China does not know how to project soft power even today. It is too self-centric in its dealings with the world. Chinese officials are generally poor communicators. I live in three cities - Melbourne where I call 'home', Kuala Lumpur where I have a second home and Singapore where my office is. There was this Beijing-based Australia journalist called John Gannault who kept bashing China unnecessarily. I wrote to Ambassador Fu Yin to alert her. You know what, I didn't even receive an acknowledgement from her office! Your tourists are swarming the world, but your government has made little effort to teach them social etiquette. You protested each time a Japanese prime minister visited Yasukuni Shrine but people in the West would ask, "What's the big deal?". Look at the way the Jews tell their Holocaust stories; they can
 teach the Chinese a lesson or two in Public Relations! (Do check out museums and see for yourself!)

Chinese museums and historical sights are generally poorly maintained; the English translations found there (even in Beijing) are atrocious! I feel embarrassed to be a Chinese!!!

But your Silk Road initiative is indeed visionary. President Xi is a great leader. But China and he need much more in terms of true philosophy instead of strategy, strategy and strategy to succeed. (The speaker from Cosco was just regurgitating what he had learned in his MBA classes!)

Incidentally, Prof Victor Feng of the University of Macao is going around to help explain China's BRI to the world. My question is: How many of you have heard of his good work?
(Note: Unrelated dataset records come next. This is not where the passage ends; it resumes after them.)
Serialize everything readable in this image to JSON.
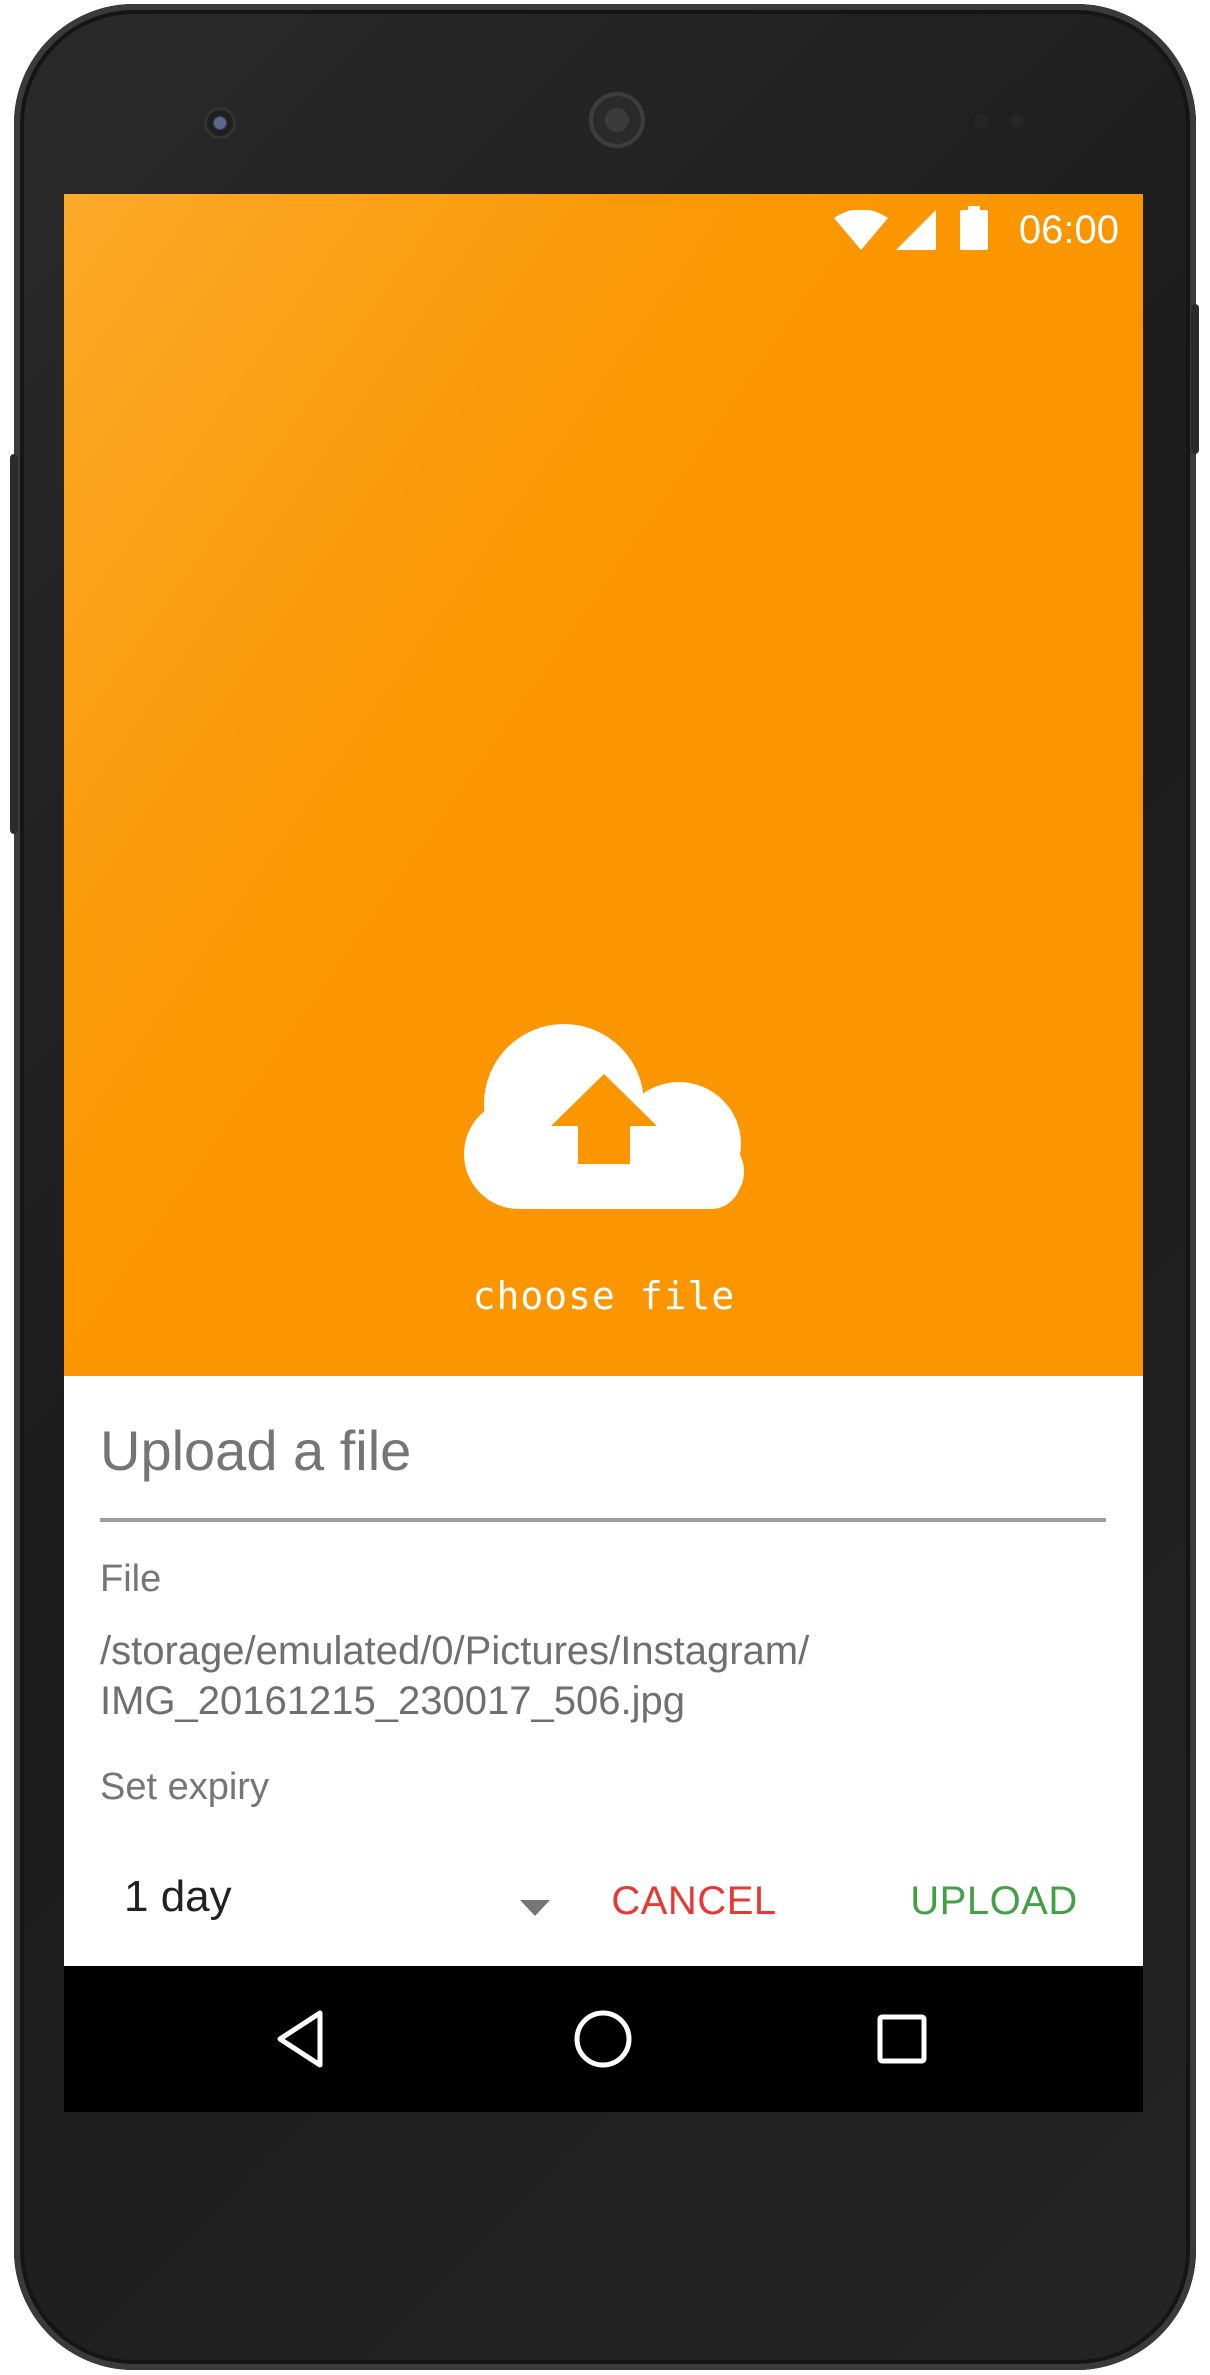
{
  "status_bar": {
    "time": "06:00",
    "icons": [
      "wifi-icon",
      "cell-signal-icon",
      "battery-icon"
    ]
  },
  "upload_area": {
    "icon": "cloud-upload-icon",
    "label": "choose file"
  },
  "dialog": {
    "title": "Upload a file",
    "file_label": "File",
    "file_path_line1": "/storage/emulated/0/Pictures/Instagram/",
    "file_path_line2": "IMG_20161215_230017_506.jpg",
    "expiry_label": "Set expiry",
    "expiry_value": "1 day",
    "cancel_label": "CANCEL",
    "upload_label": "UPLOAD"
  },
  "nav_bar": {
    "icons": [
      "back-icon",
      "home-icon",
      "recents-icon"
    ]
  },
  "colors": {
    "accent": "#fb9600",
    "cancel": "#e53935",
    "upload": "#43a047",
    "text_secondary": "#757575"
  }
}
Hope you don't feel offended by my ranting!

Kind regards,
Lim /YuBook
And this reply came promptly from him:

My Respected MR. Lim,
                       Thank you very much for your constructive comments to our presentations yesterday in Carlton Hotel. Indeed, I appreciate your frankness
and your honesty. Although China is already the world's second largest economy, we still have a lot of shortcomings. To our neigbours including Malaysia,
 Indonesia and Singapore, China should more listen to their voices, pay attention to how they feel. So, we have a lot of work to do in the near future.
                       I am looking forward to hearing your more voices and making more cooperation between us for promoting mutual understanding China-
                      Tomorrow morning, I will leave Singapore to Beijing, I hope we can meet in Beijing or Singapore in the near future.
Best Regards,
Xu Liping/Director of Center of South East Asia Studies, National Institute of International Strategy, CASS, Beijing, China.

China has a future!!!

The latest issue of The Economist runs an article entitled China and America: Tortoise v hare. The leader reads: Is China challenging the United States for global leadership? 

The tortoise will win the race, isn’t this what the fable has taught us?
Forever the tortoise?

I beg to differ somewhat, though. This is not a great outcome in my eyes.

Of course, with Trump’s “I know better than you” sense of superiority, the hare will lose. But if China’s win is a result of America’s complacency, this is not good for China!

Another animal besides the tortoise would have won the race if it could participate!

To me, China must shed off that heavy cultural and intellectual shell if it wants to lead the world! Notwithstanding the hare’s arrogance or stupidity, it should transform itself complete with a new mindset - culturally and intellectually, I repeat - to speed forward. 

Unless China can produce a Rolex or Mercedes totally on its own, it is still not "THERE" yet, let alone to lead the world. 

Friends are free to disagree, though.